O Brasil vai abrigar, até o ano que vem, o primeiro santuário de elefantes da América Latina. O projeto está sendo tocado pela ONG Santuário de Elefantes Brasil (SEB), que adquiriu este mês uma propriedade de 1.100 hectares (ou 1.540 campos de futebol) na Chapada dos Guimarães, Mato Grosso, a cerca de 40 km do parque nacional.

As elefantas –espera-se que sejam três fêmeas as primeiras hóspedes– serão vizinhas de plantações de soja e fazendas de gado. A propriedade tem parte da mata nativa preservada, nascentes d'água, aclives e pastos. Segundo o Ibama, o SEB tem autorização do órgão estadual do meio ambiente.

O intuito, diz Junia Machado, presidente da ONG, é criar um estabelecimento nos moldes do Elephant Sanctuary in Tennessee (TES), nos EUA, instituição parceira da ONG brasileira criada em 1995.

Um dos animais que virão para o santuário é Ramba, elefante asiática de cerca de 50 anos que, por décadas, trabalhou em circos na Argentina e no Chile. O passado lhe deixou marcas permanentes: cicatrizes, abcessos e um problema renal crônico.
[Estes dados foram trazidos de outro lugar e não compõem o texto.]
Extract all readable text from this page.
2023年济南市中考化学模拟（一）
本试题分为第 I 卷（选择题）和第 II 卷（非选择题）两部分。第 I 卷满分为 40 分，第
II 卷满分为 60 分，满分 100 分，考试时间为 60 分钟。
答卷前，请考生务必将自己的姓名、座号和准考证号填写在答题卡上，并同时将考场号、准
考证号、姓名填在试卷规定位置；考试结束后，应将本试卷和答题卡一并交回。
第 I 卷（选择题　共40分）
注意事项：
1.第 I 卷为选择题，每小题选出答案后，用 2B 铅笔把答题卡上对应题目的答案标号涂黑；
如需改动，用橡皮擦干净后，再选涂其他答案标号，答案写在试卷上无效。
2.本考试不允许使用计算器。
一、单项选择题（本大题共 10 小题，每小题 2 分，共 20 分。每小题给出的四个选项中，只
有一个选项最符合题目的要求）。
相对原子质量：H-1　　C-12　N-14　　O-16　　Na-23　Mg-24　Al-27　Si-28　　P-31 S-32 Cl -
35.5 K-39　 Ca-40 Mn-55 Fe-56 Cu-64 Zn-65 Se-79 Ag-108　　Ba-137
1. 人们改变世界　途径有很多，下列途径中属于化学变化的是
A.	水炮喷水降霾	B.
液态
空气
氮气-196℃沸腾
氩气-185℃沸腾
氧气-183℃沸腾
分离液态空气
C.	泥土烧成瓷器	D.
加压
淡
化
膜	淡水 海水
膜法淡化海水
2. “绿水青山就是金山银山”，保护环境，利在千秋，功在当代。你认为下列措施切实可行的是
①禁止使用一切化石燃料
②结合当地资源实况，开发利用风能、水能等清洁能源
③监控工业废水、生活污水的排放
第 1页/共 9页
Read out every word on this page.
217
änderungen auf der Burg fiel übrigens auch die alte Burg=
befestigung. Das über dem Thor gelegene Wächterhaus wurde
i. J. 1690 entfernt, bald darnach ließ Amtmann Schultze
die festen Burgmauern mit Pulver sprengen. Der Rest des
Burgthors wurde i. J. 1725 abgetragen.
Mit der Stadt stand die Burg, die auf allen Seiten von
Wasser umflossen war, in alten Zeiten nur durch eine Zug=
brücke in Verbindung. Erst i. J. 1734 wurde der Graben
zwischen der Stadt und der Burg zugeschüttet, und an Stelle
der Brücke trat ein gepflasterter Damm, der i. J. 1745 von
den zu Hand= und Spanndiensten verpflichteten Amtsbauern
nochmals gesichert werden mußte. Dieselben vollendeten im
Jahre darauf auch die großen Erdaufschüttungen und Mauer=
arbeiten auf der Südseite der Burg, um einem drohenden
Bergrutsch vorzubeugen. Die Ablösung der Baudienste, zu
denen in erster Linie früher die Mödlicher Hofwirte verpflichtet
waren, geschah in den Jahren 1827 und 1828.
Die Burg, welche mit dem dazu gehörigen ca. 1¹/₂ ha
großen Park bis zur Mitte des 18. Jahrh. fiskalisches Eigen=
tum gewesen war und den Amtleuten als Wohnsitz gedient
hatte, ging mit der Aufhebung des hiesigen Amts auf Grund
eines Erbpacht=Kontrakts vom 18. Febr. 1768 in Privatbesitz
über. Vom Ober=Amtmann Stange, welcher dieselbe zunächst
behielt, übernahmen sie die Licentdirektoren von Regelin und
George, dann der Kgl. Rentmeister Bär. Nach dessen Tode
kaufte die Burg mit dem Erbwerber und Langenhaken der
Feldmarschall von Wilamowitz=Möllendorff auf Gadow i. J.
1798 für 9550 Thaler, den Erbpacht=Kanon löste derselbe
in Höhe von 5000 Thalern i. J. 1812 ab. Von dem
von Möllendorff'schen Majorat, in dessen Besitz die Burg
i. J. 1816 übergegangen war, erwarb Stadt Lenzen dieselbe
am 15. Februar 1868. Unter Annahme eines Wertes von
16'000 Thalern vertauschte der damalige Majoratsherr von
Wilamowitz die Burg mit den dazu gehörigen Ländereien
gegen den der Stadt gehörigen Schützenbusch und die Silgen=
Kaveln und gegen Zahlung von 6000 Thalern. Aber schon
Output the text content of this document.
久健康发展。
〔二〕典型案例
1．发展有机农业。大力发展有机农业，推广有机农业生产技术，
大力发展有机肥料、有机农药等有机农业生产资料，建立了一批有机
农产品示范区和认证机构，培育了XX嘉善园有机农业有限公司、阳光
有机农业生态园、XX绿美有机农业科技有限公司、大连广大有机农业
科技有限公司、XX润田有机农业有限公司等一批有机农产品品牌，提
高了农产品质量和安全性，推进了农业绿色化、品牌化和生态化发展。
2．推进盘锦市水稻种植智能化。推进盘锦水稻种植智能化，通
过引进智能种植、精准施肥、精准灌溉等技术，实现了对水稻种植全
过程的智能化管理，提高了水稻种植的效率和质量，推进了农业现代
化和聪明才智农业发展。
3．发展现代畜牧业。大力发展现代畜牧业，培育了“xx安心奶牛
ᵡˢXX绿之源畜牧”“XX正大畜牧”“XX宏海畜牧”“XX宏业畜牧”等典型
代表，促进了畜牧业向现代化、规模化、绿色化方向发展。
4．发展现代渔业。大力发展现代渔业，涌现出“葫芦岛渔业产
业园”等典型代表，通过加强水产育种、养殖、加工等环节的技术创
As outras duas elefantas são Guida e Maia, ambas na casa dos 40 anos. Elas vivem em uma fazenda de Paraguaçu (MG) desde 2011, quando foram recolhidas de um circo na Bahia pelo Ministério Público. Agora, o SEB pleiteia a tutela dos animais.

Global Sanctuary for Elephants/Divulgação
A elefanta Ramba, que viveu na Argentina e no Chile, virá para o santuário brasileiro
A elefanta Ramba, que viveu na Argentina e no Chile, virá para o santuário brasileiro

EXPERIÊNCIA

Segundo Junia, o SEB tem biólogos e veterinários especializados no manejo de elefantes. Um dos cofundadores do TES, o americano Scott Blais, por exemplo, faz parte da diretoria da ONG brasileira. Joyce Poole, que estuda o comportamento de elefantes há 40 anos e ajudou a criar a ONG Elephant Voices, também está envolvida.

Foi graças à ajuda dessas instituições que o SEB conseguiu levantar fundos para dar entrada no terreno do santuário –serão pagos R$ 3.100 por hectare, preço abaixo da média para a região.

Quando estiver em pleno funcionamento, em cerca de cinco anos, segundo Junia, o local poderá abrigar mais de 50 animais, provenientes de circos ou zoológicos.

O santuário não fará a reprodução de elefantes nem será aberto à visitação pública. "Queremos que esses animais tenham paz e tranquilidade. Ainda não existe um modelo em que as pessoas possam vê-los de perto sem tirarmos deles a liberdade."

A ONG pretende instalar no futuro um centro de visitantes na cidade de Chapada dos Guimarães, a 50 km do santuário, para difundir informações sobre os animais. Para suprir a curiosidade do público, serão instalados televisores que transmitirão imagens, em tempo real, do abrigo.

Outro pequeno centro educacional deve ser instalado nas imediações do santuário, para receber pesquisadores. A manutenção da estrutura será custeada por meio de doações, sem verba pública.

RESGATE

Segundo Cláudio Mass, biólogo e presidente da Sociedade de Zoológicos e Aquários do Brasil (SZB), no Brasil há 18 elefantes asiáticos e 7 africanos em zoos. E nenhum deles precisa ser resgatado, afirma.

Para a SZB, a indefinição legal desse tipo de instituição no Brasil –por não estarem previstos na legislação, os santuários devem se inscrever no Ibama como zoos ou mantenedores de fauna silvestre– abre espaço para que locais mantenham animais sem cuidados veterinários, técnicos e científicos devidos.

No entanto, a crítica também se aplica aos próprios zoológicos. Segundo Maas, a SZB ainda não realiza a certificação de seus filiados –ou seja, a chancela, após vistoria, de que o zoo cumpre códigos de ética e padrões mínimos de qualidade. Para isso, seria necessária a criação de um modelo de creditação adequado à realidade brasileira, diz Maas, atualmente em elaboração.

O presidente da SZB argumenta que, embora o espaço seja importante para os animais (o recinto da elefanta africana no zoo de São Paulo, por exemplo, tem menos de 800 m2; já o SEB diz que oferecerá no mínimo 10 hectares por paquiderme), ele não é o único fator que determina o bem-estar e deve ser conjugado com outras ações, como programas de medicina preventiva e de condicionamento.

Ainda segundo Maas, como a maioria dos animais mantidos em zoológicos já nasceu em cativeiro, a presença humana é tolerada. Além disso, diz, os zoos preveem ações para mitigar possíveis incômodos e dar conforto psicológico aos animais.